Before I answer the headline question, though, there’s another question you should ask yourself first: what’s your motivation? 

France-Paris 2-7-2001 4107

If you’ve ever been to a big museum like the Louvre, you’ll have encountered the easels of painters who are trying to slavishly copy a painting hanging on the wall. In the art world, there’s a method of teaching that involves learning how a “master” did what they did. That’s not just about composition, but more importantly about brush strokes, layering, blending, and a whole bunch more technique-related bits. The thought is that if you can reasonably recreate an image, that implies that you understand how it was created.

If your motivation is that—you want to understand how a photo was created—my answer to the headline would be yes, that’s probably a valid approach to learning. However, a “copy” shouldn’t be your end goal, it should be an intermediary step. Understanding how something was done is different than understanding how to do something for yourself.

Galen Rowell taught me that. 

He spent a lot of time researching any place he was going to photograph, and he often brought sample photos with him on trips. He’d use those to judge where someone had actually placed their tripod and consider why they might have chosen the lens, aperture, and focus point they did. He also loved historical photos: he wanted to see what something looked like today versus the way it did when it was originally photographed. 

But that was more about historical photo education and scouting for him. The photos Galen took in those locations were unique to him: he Galenized the place. Which often meant that after seeing what someone else did, he climbed something, looked at it from another angle, or used a completely different—typically 20mm f/11—set of gear.

He also used three other things he learned from studying other photos and photographers along the way: contrast reduction via (1) graduated NDs or (2) fill flash, and (3) near/middle/far relationships. With graduated NDs he even went so far as to decide that the ones that existed all did the wrong thing, so he worked with Singh-Ray to create new ones that did what he needed done. Fill flash was another of those “I learned this…I’m going to do that” things in Galen’s training. Once he understood how everyone else was using flash for fill, he figured out how to make fill work the way he wanted it to. That certainly wasn’t the way Nikon designed the Speedlights to work. 

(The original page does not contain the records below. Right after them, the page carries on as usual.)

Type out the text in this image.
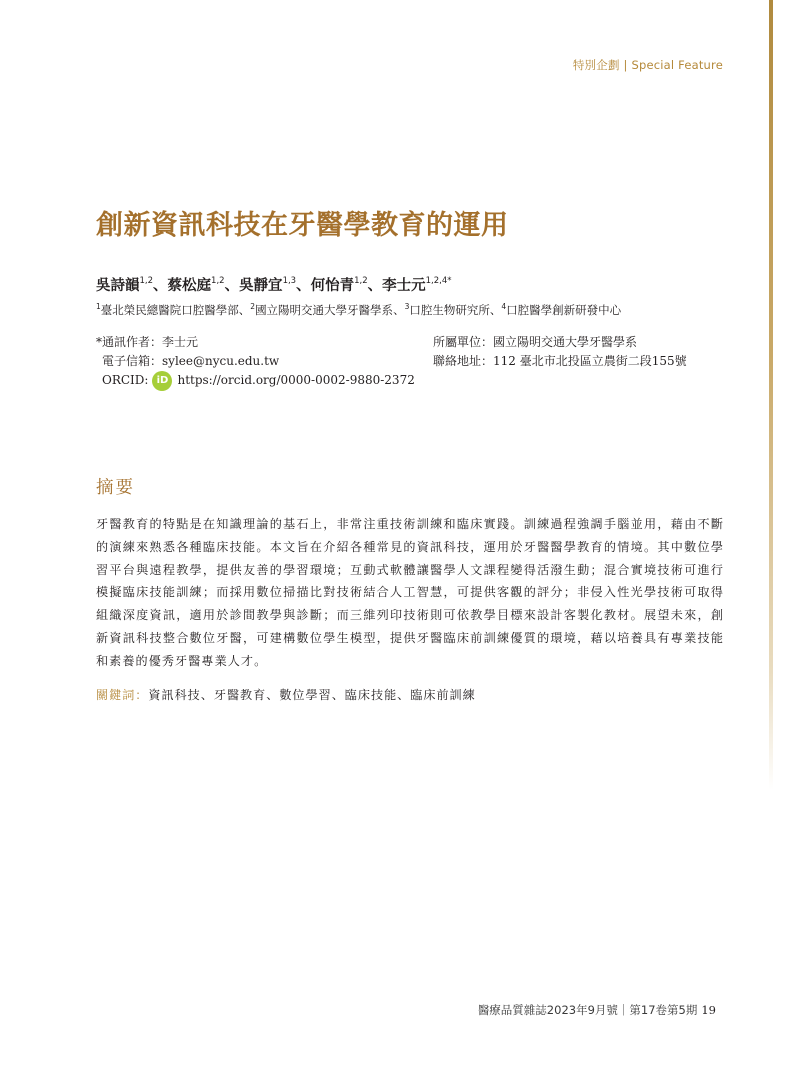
特別企劃 | Special Feature
創新資訊科技在牙醫學教育的運用
吳詩韻$^{1,2}$、蔡松庭$^{1,2}$、吳靜宜$^{1,3}$、何怡青$^{1,2}$、李士元$^{1,2,4*}$
$^1$臺北榮民總醫院口腔醫學部、$^2$國立陽明交通大學牙醫學系、$^3$口腔生物研究所、$^4$口腔醫學創新研發中心
* 通訊作者： 李士元
電子信箱： sylee@nycu.edu.tw
ORCID: iD https://orcid.org/0000-0002-9880-2372
所屬單位： 國立陽明交通大學牙醫學系
聯絡地址： 112 臺北市北投區立農街二段155號
摘要

牙醫教育的特點是在知識理論的基石上，非常注重技術訓練和臨床實踐。訓練過程強調手腦並用，藉由不斷的演練來熟悉各種臨床技能。本文旨在介紹各種常見的資訊科技，運用於牙醫醫學教育的情境。其中數位學習平台與遠程教學，提供友善的學習環境；互動式軟體讓醫學人文課程變得活潑生動；混合實境技術可進行模擬臨床技能訓練；而採用數位掃描比對技術結合人工智慧，可提供客觀的評分；非侵入性光學技術可取得組織深度資訊，適用於診間教學與診斷；而三維列印技術則可依教學目標來設計客製化教材。展望未來，創新資訊科技整合數位牙醫，可建構數位學生模型，提供牙醫臨床前訓練優質的環境，藉以培養具有專業技能和素養的優秀牙醫專業人才。

關鍵詞：資訊科技、牙醫教育、數位學習、臨床技能、臨床前訓練
醫療品質雜誌2023年9月號｜第17卷第5期 19
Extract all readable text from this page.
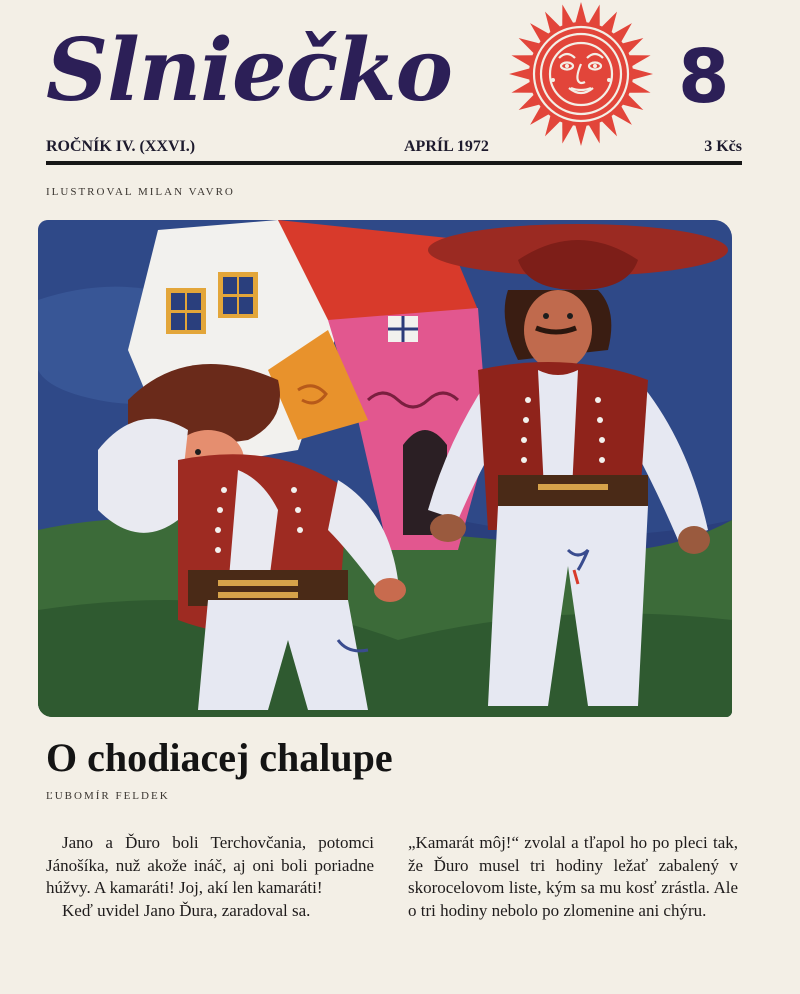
Slniečko	8
ROČNÍK IV. (XXVI.)	APRÍL 1972	3 Kčs
ILUSTROVAL MILAN VAVRO
O chodiacej chalupe
ĽUBOMÍR FELDEK

Jano a Ďuro boli Terchovčania, potomci Jánošíka, nuž akože ináč, aj oni boli poriadne húžvy. A kamaráti! Joj, akí len kamaráti!

Keď uvidel Jano Ďura, zaradoval sa.

„Kamarát môj!“ zvolal a tľapol ho po pleci tak, že Ďuro musel tri hodiny ležať zabalený v skorocelovom liste, kým sa mu kosť zrástla. Ale o tri hodiny nebolo po zlomenine ani chýru.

The near/middle/far thing came essentially from study of the Muench’s, though once again Galen adapted it differently. Indeed, the “middle” was often Galen! Why? Because the Muench version didn’t show scale. A human in the image shows scale.

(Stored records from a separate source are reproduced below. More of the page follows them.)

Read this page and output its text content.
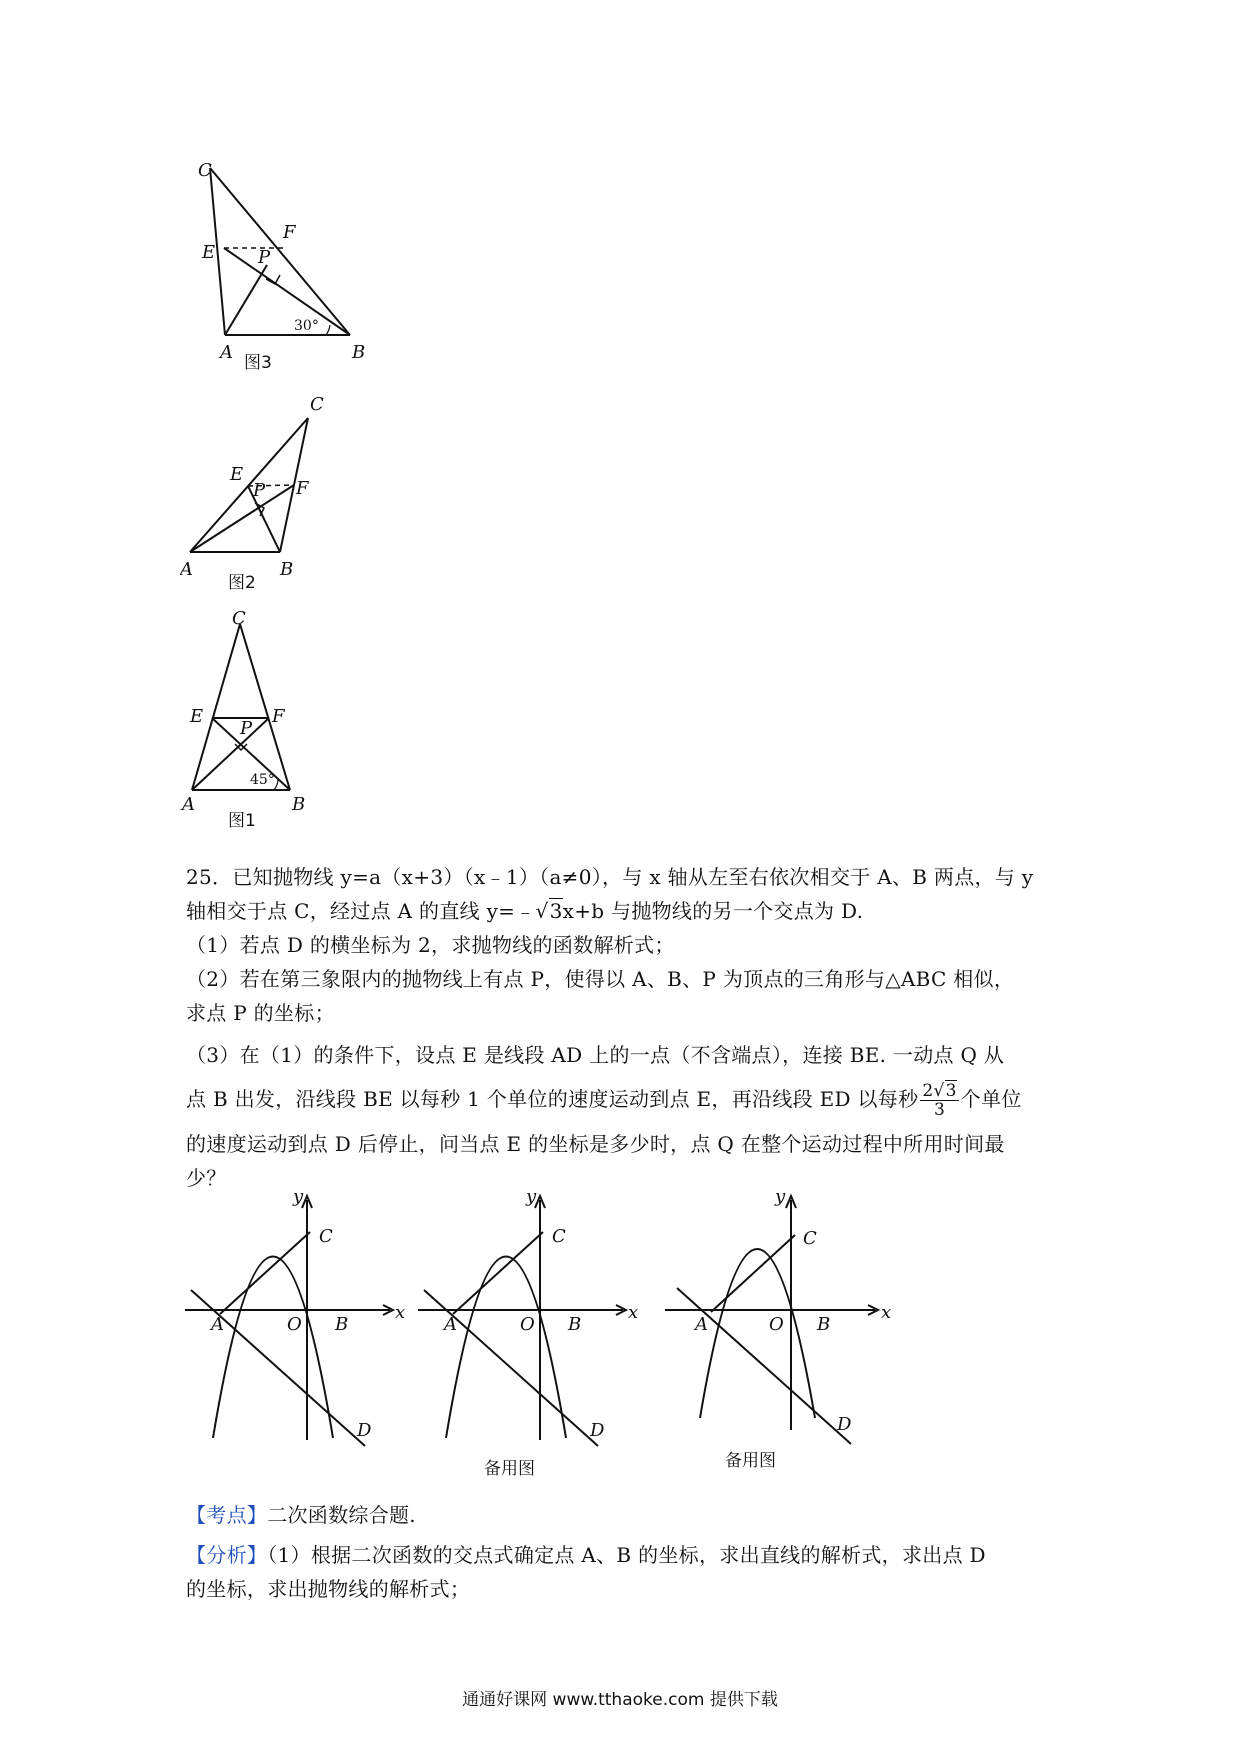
C
F
E P
A	B
30°
图3
C
E
P F
A	B
图2
C
E	F
P
A	B
45°
图1

25．已知抛物线 y=a（x+3）（x﹣1）（a≠0），与 x 轴从左至右依次相交于 A、B 两点，与 y

轴相交于点 C，经过点 A 的直线 y=﹣√3x+b 与抛物线的另一个交点为 D.

（1）若点 D 的横坐标为 2，求抛物线的函数解析式；

（2）若在第三象限内的抛物线上有点 P，使得以 A、B、P 为顶点的三角形与△ABC 相似，

求点 P 的坐标；

（3）在（1）的条件下，设点 E 是线段 AD 上的一点（不含端点），连接 BE. 一动点 Q 从

点 B 出发，沿线段 BE 以每秒 1 个单位的速度运动到点 E，再沿线段 ED 以每秒 $\frac{2√3}{3}$ 个单位

的速度运动到点 D 后停止，问当点 E 的坐标是多少时，点 Q 在整个运动过程中所用时间最

少？

y
x
C
A	O B
D
y
x
C
A	O B
D
备用图
y
x
C
A	O B
D
备用图

【考点】二次函数综合题.

【分析】（1）根据二次函数的交点式确定点 A、B 的坐标，求出直线的解析式，求出点 D

的坐标，求出抛物线的解析式；

通通好课网 www.tthaoke.com 提供下载
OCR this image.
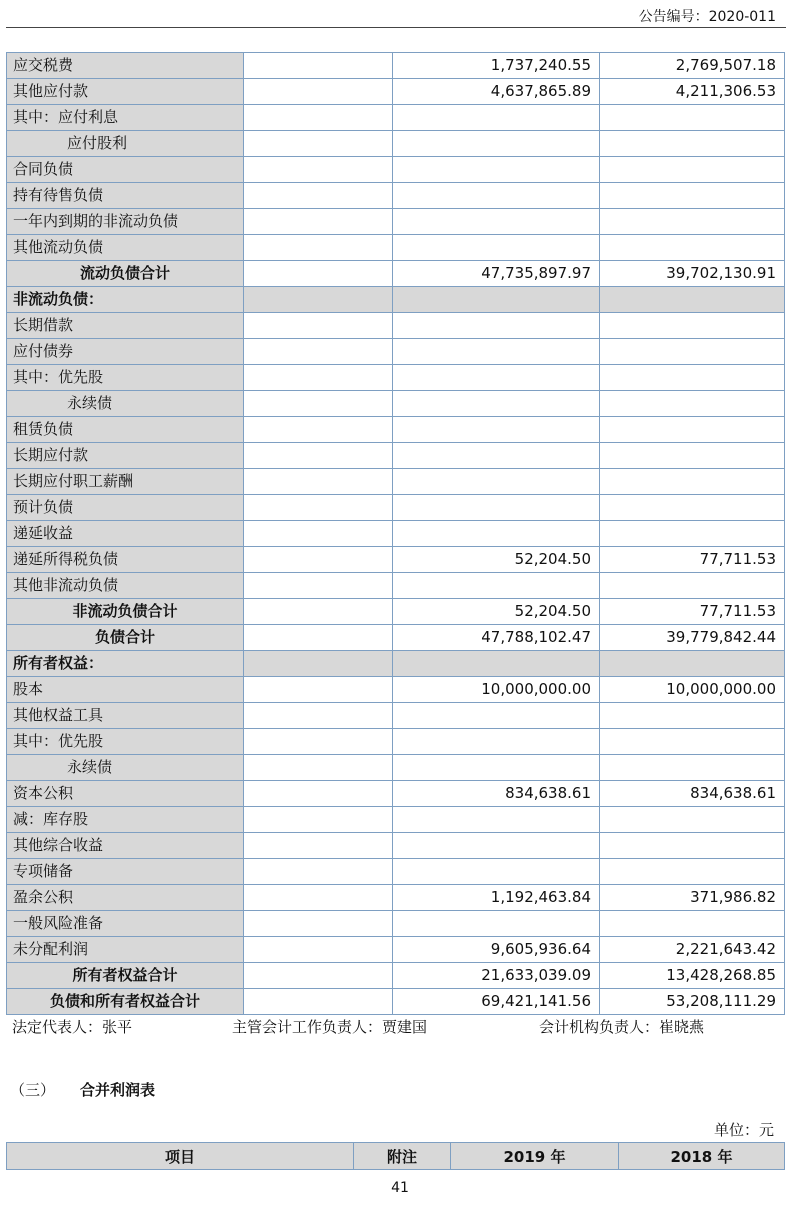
公告编号：2020-011
应交税费		1,737,240.55	2,769,507.18
其他应付款		4,637,865.89	4,211,306.53
其中：应付利息			
应付股利			
合同负债			
持有待售负债			
一年内到期的非流动负债			
其他流动负债			
流动负债合计		47,735,897.97	39,702,130.91
非流动负债：			
长期借款			
应付债券			
其中：优先股			
永续债			
租赁负债			
长期应付款			
长期应付职工薪酬			
预计负债			
递延收益			
递延所得税负债		52,204.50	77,711.53
其他非流动负债			
非流动负债合计		52,204.50	77,711.53
负债合计		47,788,102.47	39,779,842.44
所有者权益：			
股本		10,000,000.00	10,000,000.00
其他权益工具			
其中：优先股			
永续债			
资本公积		834,638.61	834,638.61
减：库存股			
其他综合收益			
专项储备			
盈余公积		1,192,463.84	371,986.82
一般风险准备			
未分配利润		9,605,936.64	2,221,643.42
所有者权益合计		21,633,039.09	13,428,268.85
负债和所有者权益合计		69,421,141.56	53,208,111.29
法定代表人：张平	主管会计工作负责人：贾建国	会计机构负责人：崔晓燕
（三） 合并利润表
单位：元
项目	附注	2019 年	2018 年
41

Most of the time, you knew an image was Galen’s on first sight. That doesn’t happen because he was imitating someone, it happens because he studied what others did and then used that information as a foundation for what he wanted to show. 

One of the last challenges Galen hit me with was “how was I Thoming a photo?” I never got to give him a clear answer before his untimely death, though I had planned to give him my answer the next time I saw him. My understanding myself after first understanding what others were doing generated a whole new way of teaching, as well as a book I’m still trying to lock in some final details on before publishing. 

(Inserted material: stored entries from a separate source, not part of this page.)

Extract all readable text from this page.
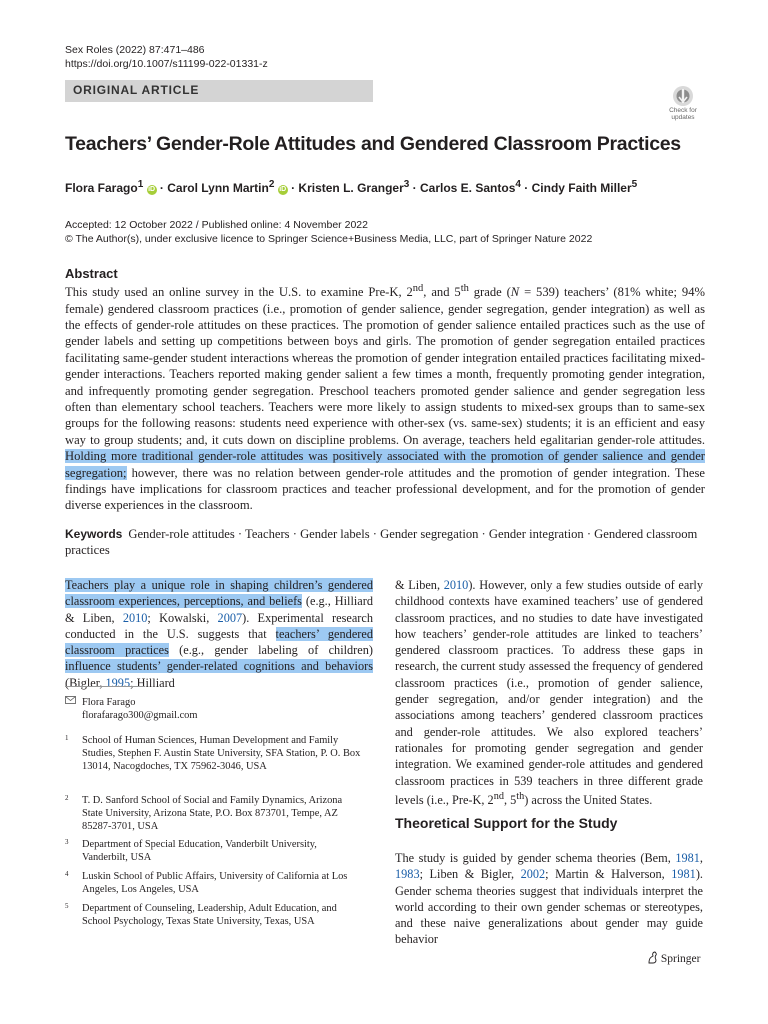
Sex Roles (2022) 87:471–486
https://doi.org/10.1007/s11199-022-01331-z
ORIGINAL ARTICLE
Check for updates
Teachers’ Gender-Role Attitudes and Gendered Classroom Practices
Flora Farago$^1$ iD · Carol Lynn Martin$^2$ iD · Kristen L. Granger$^3$ · Carlos E. Santos$^4$ · Cindy Faith Miller$^5$
Accepted: 12 October 2022 / Published online: 4 November 2022
© The Author(s), under exclusive licence to Springer Science+Business Media, LLC, part of Springer Nature 2022
Abstract
This study used an online survey in the U.S. to examine Pre-K, 2nd, and 5th grade (N = 539) teachers’ (81% white; 94% female) gendered classroom practices (i.e., promotion of gender salience, gender segregation, gender integration) as well as the effects of gender-role attitudes on these practices. The promotion of gender salience entailed practices such as the use of gender labels and setting up competitions between boys and girls. The promotion of gender segregation entailed practices facilitating same-gender student interactions whereas the promotion of gender integration entailed practices facilitating mixed-gender interactions. Teachers reported making gender salient a few times a month, frequently promoting gender integration, and infrequently promoting gender segregation. Preschool teachers promoted gender salience and gender segregation less often than elementary school teachers. Teachers were more likely to assign students to mixed-sex groups than to same-sex groups for the following reasons: students need experience with other-sex (vs. same-sex) students; it is an efficient and easy way to group students; and, it cuts down on discipline problems. On average, teachers held egalitarian gender-role attitudes. Holding more traditional gender-role attitudes was positively associated with the promotion of gender salience and gender segregation; however, there was no relation between gender-role attitudes and the promotion of gender integration. These findings have implications for classroom practices and teacher professional development, and for the promotion of gender diverse experiences in the classroom.
Keywords Gender-role attitudes · Teachers · Gender labels · Gender segregation · Gender integration · Gendered classroom practices
Teachers play a unique role in shaping children’s gendered classroom experiences, perceptions, and beliefs (e.g., Hilliard & Liben, 2010; Kowalski, 2007). Experimental research conducted in the U.S. suggests that teachers’ gendered classroom practices (e.g., gender labeling of children) influence students’ gender-related cognitions and behaviors (Bigler, 1995; Hilliard
Flora Farago
florafarago300@gmail.com
1 School of Human Sciences, Human Development and Family Studies, Stephen F. Austin State University, SFA Station, P. O. Box 13014, Nacogdoches, TX 75962-3046, USA
2 T. D. Sanford School of Social and Family Dynamics, Arizona State University, Arizona State, P.O. Box 873701, Tempe, AZ 85287-3701, USA
3 Department of Special Education, Vanderbilt University, Vanderbilt, USA
4 Luskin School of Public Affairs, University of California at Los Angeles, Los Angeles, USA
5 Department of Counseling, Leadership, Adult Education, and School Psychology, Texas State University, Texas, USA
& Liben, 2010). However, only a few studies outside of early childhood contexts have examined teachers’ use of gendered classroom practices, and no studies to date have investigated how teachers’ gender-role attitudes are linked to teachers’ gendered classroom practices. To address these gaps in research, the current study assessed the frequency of gendered classroom practices (i.e., promotion of gender salience, gender segregation, and/or gender integration) and the associations among teachers’ gendered classroom practices and gender-role attitudes. We also explored teachers’ rationales for promoting gender segregation and gender integration. We examined gender-role attitudes and gendered classroom practices in 539 teachers in three different grade levels (i.e., Pre-K, 2nd, 5th) across the United States.
Theoretical Support for the Study
The study is guided by gender schema theories (Bem, 1981, 1983; Liben & Bigler, 2002; Martin & Halverson, 1981). Gender schema theories suggest that individuals interpret the world according to their own gender schemas or stereotypes, and these naive generalizations about gender may guide behavior
Springer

But this article’s headline is targeted at you. Your answer should be: yes, it can be productive to imitate so that you can understand how a great photographer got to his image in the first place. But that was their image, not yours. Almost certainly you would have had a different response to a place, setting, subject than the photographer you learned to imitate. So can you capture that? Can you make a photograph your own? 

When you can, that’s when you know that you’ve done what Susan Sontag once suggested: stand on the shoulders of those that came before you.